Step 11. Remove the three screws holding the mixer servo in. If you are removing the air damper servo, remove those three screws. Remove the mixer servo. If you decided to replace the servo instead of trying to repair it, reinstall your new servo following the later steps.
Top right screw
Bottom right screw
Bottom left screw
Removed mixer servo
Air damper servo screw locations
Step 12. Remove the three screws holding the bracket to the mixer servo. These screws also hold the servo together.
Step 13. With a thin knife or razor blade, gently open the 6 clips around the servo. BE CAREFUL. These clips are extremely fragile and you're almost guaranteed to break some. Open up the servo compartment.
Servo clips
Step 14. Note the orientation of the motor. You will need to remove the motor in order to perform both repairs. At this point, you should be able to diagnose whether the shaft has disengaged or not. Sometimes, the metal coupling gets pushed back on the shaft (circled) and disengages from the worm gear. Follow this great video I found on youtube in order to repair this. If the youtube link ever stops working, let me know, I did save it.
https://www.youtube.com/watch?v=s9S5B1Dn3j4
If the coupling looks fine, but the servo was hunting for a position when you tested it, it's possible the contacts are dirty. Gently pack a napkin or kleenex underneath the main gear, being careful to avoid bending the contacts. Once the napkin is underneath, spin the gear assembly to wipe the grease and dirt off the gear contacts. If you want, you could re-grease the gears -- I did not do this.
Open servo motor
Coupling location
Contact location
Cleaning contacts
Step 15. Orient the gear assembly so the shaft looks like this on the outside (IMPORTANT!), then replace the motor as it was before, and replace the cover.
Servo orientation
Step 16. Screw the bracket back on to the servo (show in image above.)
Step 17. Reassemble everything in backwards order. For the mixer servo, attach the top right screw loosely first, then make sure the lower pin slides into the lower damper slider, and the bracket slips into its standoff and pin. Then push the upper slider up until the upper pin engages that slide, and slip the last leg of the bracket onto its pin and standoff.
Top right screw first, letting servo hang freely
Engaged bottom right pin on standoff
Bottom servo pin engaged on damper slider
Alternative view
Engaged bottom left pin on standoff
Top servo pin engaged on upper damper slider
Notes: when replacing the blower assembly, start with the lower right bolt in the back. You will have to pry the plastic bracket back up and to the left over the bolt. The blower assembly's servo will hang up on the metal bracket towards the top right side (shown in step 10), so make sure to pry that loose as well.
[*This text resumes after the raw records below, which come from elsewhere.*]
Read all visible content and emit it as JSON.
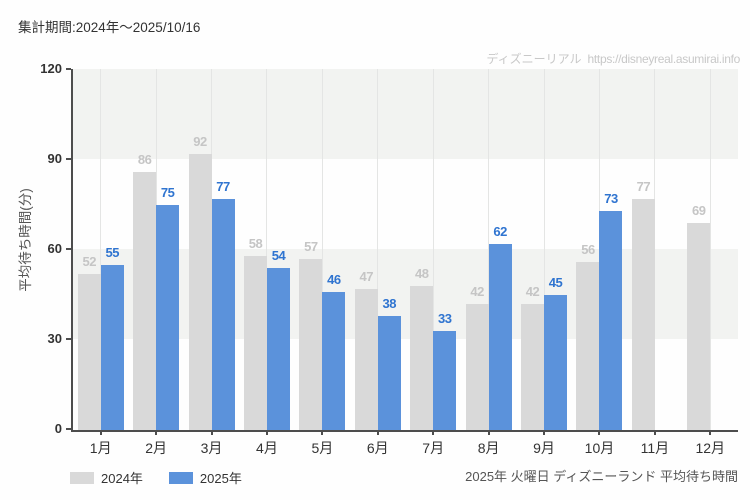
{
  "header": {
    "period_label": "集計期間:2024年〜2025/10/16",
    "watermark": {
      "site_name": "ディズニーリアル",
      "url": "https://disneyreal.asumirai.info"
    }
  },
  "chart_data": {
    "type": "bar",
    "title": "",
    "categories": [
      "1月",
      "2月",
      "3月",
      "4月",
      "5月",
      "6月",
      "7月",
      "8月",
      "9月",
      "10月",
      "11月",
      "12月"
    ],
    "series": [
      {
        "name": "2024年",
        "color": "#d9d9d9",
        "label_color": "#c5c5c5",
        "values": [
          52,
          86,
          92,
          58,
          57,
          47,
          48,
          42,
          42,
          56,
          77,
          69
        ]
      },
      {
        "name": "2025年",
        "color": "#5b92db",
        "label_color": "#2f74d0",
        "values": [
          55,
          75,
          77,
          54,
          46,
          38,
          33,
          62,
          45,
          73,
          null,
          null
        ]
      }
    ],
    "xlabel": "",
    "ylabel": "平均待ち時間(分)",
    "ylim": [
      0,
      120
    ],
    "yticks": [
      0,
      30,
      60,
      90,
      120
    ],
    "band_color": "#f2f3f1",
    "gridline_color": "#e4e5e4",
    "axis_color": "#4d4d4d",
    "tick_label_color": "#333333",
    "grid": "alternating horizontal bands (30-60, 90-120) + vertical gridline per month",
    "legend_position": "bottom-left"
  },
  "footer": {
    "caption": "2025年 火曜日 ディズニーランド 平均待ち時間"
  }
}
Then make sure the claw fitting re-engages before replacing all of the bolts and nuts.
Reconnect the wires for the two servos and the two wire cable on the left side.
Reattach the two wire cable.
On the right side, reattach the connector box to the side of the blower assembly.
Reconnect the two connectors attached to that connector box.
Reattach the main wire harness on the left side to the blower assembly.
Reattach the passenger floor air duct.
Reattach the TPMS computer and replace the lower kick panel.
Reattach the secret compartment.
Replace all console trim.
Replace the glovebox.
At some point you will want to test to see that everything works. It's up to you to decide when to do this. In my opinion, the hard work has to be done before you can test anything.